Press releases
PRIME MINISTER URGED TO SAVE BRITISH MAN FROM EXECUTION IN USA
Tracy Housel, who is widely believed to have received an unfair trial, will have been on death row in Georgia for 16 years on 7 February.
He faces becoming the first British national to be executed in the US since the state of Georgia electrocuted Nick Ingram in 1995. On that occasion, Prime Minister John Major failed to intervene and Mr Ingram was executed despite, as was later revealed, clear signs that the state authorities had expected an appeal from Mr Major.
A US Supreme Court ruling – Mr Housel's final judicial hope - is expected by the middle of February, and Amnesty International believes it is vital that Mr Blair makes a representation ahead of this. Failing this, there is a stronger likelihood that an execution date will be set within 10-20 days after the Supreme Court ruling, giving little time for a reprieve.
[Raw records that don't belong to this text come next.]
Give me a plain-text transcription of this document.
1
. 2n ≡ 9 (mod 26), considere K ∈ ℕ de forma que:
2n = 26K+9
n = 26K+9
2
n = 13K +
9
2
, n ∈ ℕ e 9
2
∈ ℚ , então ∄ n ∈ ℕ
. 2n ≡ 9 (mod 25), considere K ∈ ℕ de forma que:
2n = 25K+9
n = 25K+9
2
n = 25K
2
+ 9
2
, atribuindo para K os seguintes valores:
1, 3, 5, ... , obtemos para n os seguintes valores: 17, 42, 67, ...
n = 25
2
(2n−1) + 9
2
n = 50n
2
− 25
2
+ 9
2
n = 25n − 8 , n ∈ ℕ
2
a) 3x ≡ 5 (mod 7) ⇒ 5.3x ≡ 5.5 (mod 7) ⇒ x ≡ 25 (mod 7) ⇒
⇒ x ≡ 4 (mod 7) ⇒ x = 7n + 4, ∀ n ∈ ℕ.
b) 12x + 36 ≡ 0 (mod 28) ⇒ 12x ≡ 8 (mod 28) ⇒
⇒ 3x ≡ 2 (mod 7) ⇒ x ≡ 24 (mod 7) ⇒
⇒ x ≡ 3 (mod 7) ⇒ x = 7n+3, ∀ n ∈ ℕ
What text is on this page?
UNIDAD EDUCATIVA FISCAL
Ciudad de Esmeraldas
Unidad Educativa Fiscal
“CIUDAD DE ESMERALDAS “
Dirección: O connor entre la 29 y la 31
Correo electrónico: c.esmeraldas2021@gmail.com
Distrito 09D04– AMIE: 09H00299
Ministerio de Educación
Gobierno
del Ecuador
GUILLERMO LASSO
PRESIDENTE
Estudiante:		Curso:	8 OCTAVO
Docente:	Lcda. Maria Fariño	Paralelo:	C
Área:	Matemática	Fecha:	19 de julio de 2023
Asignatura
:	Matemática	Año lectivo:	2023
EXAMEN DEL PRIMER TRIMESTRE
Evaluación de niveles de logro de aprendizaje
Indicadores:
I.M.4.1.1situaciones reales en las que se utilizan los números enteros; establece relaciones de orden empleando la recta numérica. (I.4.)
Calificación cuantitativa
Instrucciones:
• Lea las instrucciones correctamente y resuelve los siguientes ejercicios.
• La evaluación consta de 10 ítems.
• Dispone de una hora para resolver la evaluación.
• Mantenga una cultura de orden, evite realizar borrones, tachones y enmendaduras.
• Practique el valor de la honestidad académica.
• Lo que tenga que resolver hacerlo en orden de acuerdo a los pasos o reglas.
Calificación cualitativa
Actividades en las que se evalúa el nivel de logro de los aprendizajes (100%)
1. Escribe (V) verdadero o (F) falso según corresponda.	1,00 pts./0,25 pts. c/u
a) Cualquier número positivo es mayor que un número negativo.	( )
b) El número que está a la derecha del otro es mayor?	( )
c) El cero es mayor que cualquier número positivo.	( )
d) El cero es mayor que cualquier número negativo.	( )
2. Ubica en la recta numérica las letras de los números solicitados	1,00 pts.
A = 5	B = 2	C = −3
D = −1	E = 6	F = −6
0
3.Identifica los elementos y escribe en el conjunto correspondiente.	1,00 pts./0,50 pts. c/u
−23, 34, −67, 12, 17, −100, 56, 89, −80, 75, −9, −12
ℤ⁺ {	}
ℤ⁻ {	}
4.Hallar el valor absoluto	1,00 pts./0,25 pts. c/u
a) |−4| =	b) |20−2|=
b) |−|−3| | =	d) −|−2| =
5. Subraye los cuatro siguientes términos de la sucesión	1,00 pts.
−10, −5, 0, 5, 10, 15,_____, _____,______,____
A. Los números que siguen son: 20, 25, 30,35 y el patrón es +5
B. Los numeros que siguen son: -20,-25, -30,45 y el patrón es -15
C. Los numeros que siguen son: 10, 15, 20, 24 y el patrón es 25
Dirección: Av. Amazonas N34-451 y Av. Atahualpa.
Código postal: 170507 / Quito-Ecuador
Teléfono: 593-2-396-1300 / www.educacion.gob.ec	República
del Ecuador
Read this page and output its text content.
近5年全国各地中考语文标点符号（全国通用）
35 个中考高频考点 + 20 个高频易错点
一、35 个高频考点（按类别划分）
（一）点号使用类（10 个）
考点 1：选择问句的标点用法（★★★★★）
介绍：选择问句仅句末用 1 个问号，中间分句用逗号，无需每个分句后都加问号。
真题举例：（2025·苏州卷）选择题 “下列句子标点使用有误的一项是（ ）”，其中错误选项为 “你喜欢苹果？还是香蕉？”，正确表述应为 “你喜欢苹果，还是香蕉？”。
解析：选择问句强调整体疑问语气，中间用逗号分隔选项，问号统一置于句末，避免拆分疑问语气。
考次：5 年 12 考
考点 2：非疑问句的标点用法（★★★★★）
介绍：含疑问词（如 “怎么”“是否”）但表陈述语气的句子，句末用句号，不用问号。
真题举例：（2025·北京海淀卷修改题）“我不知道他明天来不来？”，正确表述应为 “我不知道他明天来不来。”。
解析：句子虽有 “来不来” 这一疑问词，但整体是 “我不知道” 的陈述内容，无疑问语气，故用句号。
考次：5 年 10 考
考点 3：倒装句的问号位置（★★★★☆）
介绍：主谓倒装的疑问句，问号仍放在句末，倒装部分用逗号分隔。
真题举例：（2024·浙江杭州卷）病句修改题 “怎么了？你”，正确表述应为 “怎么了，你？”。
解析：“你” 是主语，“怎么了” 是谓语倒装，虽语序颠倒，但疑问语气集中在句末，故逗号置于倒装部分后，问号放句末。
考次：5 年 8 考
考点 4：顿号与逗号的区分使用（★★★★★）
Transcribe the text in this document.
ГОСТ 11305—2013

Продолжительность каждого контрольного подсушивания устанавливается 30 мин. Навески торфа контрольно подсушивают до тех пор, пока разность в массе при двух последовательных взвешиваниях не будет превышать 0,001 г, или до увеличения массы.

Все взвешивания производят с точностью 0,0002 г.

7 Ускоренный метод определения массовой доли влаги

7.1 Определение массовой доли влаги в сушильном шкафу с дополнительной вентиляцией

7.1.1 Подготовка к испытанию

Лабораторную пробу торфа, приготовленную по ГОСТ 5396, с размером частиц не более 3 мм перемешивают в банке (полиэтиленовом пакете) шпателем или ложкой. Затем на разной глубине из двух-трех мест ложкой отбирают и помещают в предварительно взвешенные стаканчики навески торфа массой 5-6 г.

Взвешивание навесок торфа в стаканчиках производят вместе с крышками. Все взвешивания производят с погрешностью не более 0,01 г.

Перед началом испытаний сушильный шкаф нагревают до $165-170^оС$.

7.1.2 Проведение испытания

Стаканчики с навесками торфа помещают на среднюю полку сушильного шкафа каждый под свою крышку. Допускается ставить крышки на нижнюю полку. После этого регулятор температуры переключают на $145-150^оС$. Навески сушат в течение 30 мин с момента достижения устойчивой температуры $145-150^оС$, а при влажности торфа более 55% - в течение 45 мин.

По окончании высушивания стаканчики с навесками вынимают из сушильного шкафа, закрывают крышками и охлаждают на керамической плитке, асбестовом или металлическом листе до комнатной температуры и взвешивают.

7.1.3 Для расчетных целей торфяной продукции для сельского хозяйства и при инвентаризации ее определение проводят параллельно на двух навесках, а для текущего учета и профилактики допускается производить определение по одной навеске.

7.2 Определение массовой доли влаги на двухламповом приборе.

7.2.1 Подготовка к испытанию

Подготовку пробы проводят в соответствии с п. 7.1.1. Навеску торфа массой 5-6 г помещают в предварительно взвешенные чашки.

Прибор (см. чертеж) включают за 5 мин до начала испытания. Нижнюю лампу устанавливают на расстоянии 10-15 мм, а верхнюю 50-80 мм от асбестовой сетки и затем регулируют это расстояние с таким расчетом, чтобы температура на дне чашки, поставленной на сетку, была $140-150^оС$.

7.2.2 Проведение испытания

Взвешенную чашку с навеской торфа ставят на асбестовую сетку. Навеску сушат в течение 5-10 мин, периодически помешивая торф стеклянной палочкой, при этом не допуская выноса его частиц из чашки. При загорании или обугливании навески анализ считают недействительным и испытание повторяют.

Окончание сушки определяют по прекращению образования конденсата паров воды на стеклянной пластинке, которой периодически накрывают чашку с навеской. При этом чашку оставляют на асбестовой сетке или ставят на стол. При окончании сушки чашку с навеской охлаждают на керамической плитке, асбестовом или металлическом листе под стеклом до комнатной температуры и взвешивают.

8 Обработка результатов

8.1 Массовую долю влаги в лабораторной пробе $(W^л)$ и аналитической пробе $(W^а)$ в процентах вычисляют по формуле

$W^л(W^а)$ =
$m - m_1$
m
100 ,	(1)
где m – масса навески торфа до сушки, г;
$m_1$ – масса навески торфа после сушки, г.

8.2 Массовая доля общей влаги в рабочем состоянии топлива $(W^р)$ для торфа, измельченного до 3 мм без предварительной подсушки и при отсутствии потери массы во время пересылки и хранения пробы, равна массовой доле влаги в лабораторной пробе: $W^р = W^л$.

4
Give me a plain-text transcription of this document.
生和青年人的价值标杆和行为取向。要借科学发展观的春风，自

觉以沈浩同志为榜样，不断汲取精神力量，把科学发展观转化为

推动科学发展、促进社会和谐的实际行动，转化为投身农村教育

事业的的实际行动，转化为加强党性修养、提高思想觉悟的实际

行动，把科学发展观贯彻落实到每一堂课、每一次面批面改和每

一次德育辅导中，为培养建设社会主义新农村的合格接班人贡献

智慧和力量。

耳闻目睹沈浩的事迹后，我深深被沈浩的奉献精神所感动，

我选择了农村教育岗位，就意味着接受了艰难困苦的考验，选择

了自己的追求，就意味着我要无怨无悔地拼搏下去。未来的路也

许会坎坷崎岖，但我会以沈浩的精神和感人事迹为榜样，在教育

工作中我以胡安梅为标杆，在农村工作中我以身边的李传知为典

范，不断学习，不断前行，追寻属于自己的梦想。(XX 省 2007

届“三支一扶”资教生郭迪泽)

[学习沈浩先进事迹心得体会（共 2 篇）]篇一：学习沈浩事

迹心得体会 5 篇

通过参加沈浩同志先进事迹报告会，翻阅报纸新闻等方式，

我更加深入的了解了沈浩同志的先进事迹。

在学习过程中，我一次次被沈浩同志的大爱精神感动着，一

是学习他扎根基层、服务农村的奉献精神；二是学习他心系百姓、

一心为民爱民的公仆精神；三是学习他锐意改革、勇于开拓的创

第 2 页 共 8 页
Amnesty International UK Director of Communications Richard Bunting said:
'With UK government concern at possible death sentences for British al-Qa'ida suspects in Guantánamo Bay making the news, there has been a deafening silence from Mr Blair's office over an injustice waiting to happen at the hands of the American authorities.'
Other heads of government have successfully intervened on behalf of their nationals on death row in the US. President Vincente Fox made a personal appeal on behalf of Gerardo Valdez, a Mexican national sentenced to death in Oklahoma. As a result, the Governor of Oklahoma granted a reprieve, after which the Oklahoma Court of Criminal Appeals issued an indefinite stay of execution.
Background
·The jury in Mr Housel's case, where he was represented by a single court-appointed lawyer who had never handled a murder case, did not hear that the defendant was brain-damaged, abused as a child by an alcoholic father, or that at the time of the offence Mr Housel suffered a psychotic episode connected to a medical condition (hypoglycemia). Had this evidence been presented in court a capital sentence would have been unlikely.
·One hundred and twenty-one British MPs have signed an Early Day Motion (EDM) and an Amicus Brief (signed by 106 MPs, the Law Society and the Human Rights Committee of the Bar Council) on behalf of Tracy Housel; this was filed with the US Supreme Court on 22 January 2002.
·Vera Baird MP has sent a letter to all MPs who signed the Amicus Brief requesting that they write to the Prime Minister asking him to intervene personally.
·There are currently over 130 people on Georgia's death row. Twenty-seven prisoners have been executed in Georgia since 1976, with four men executed in the last two months alone.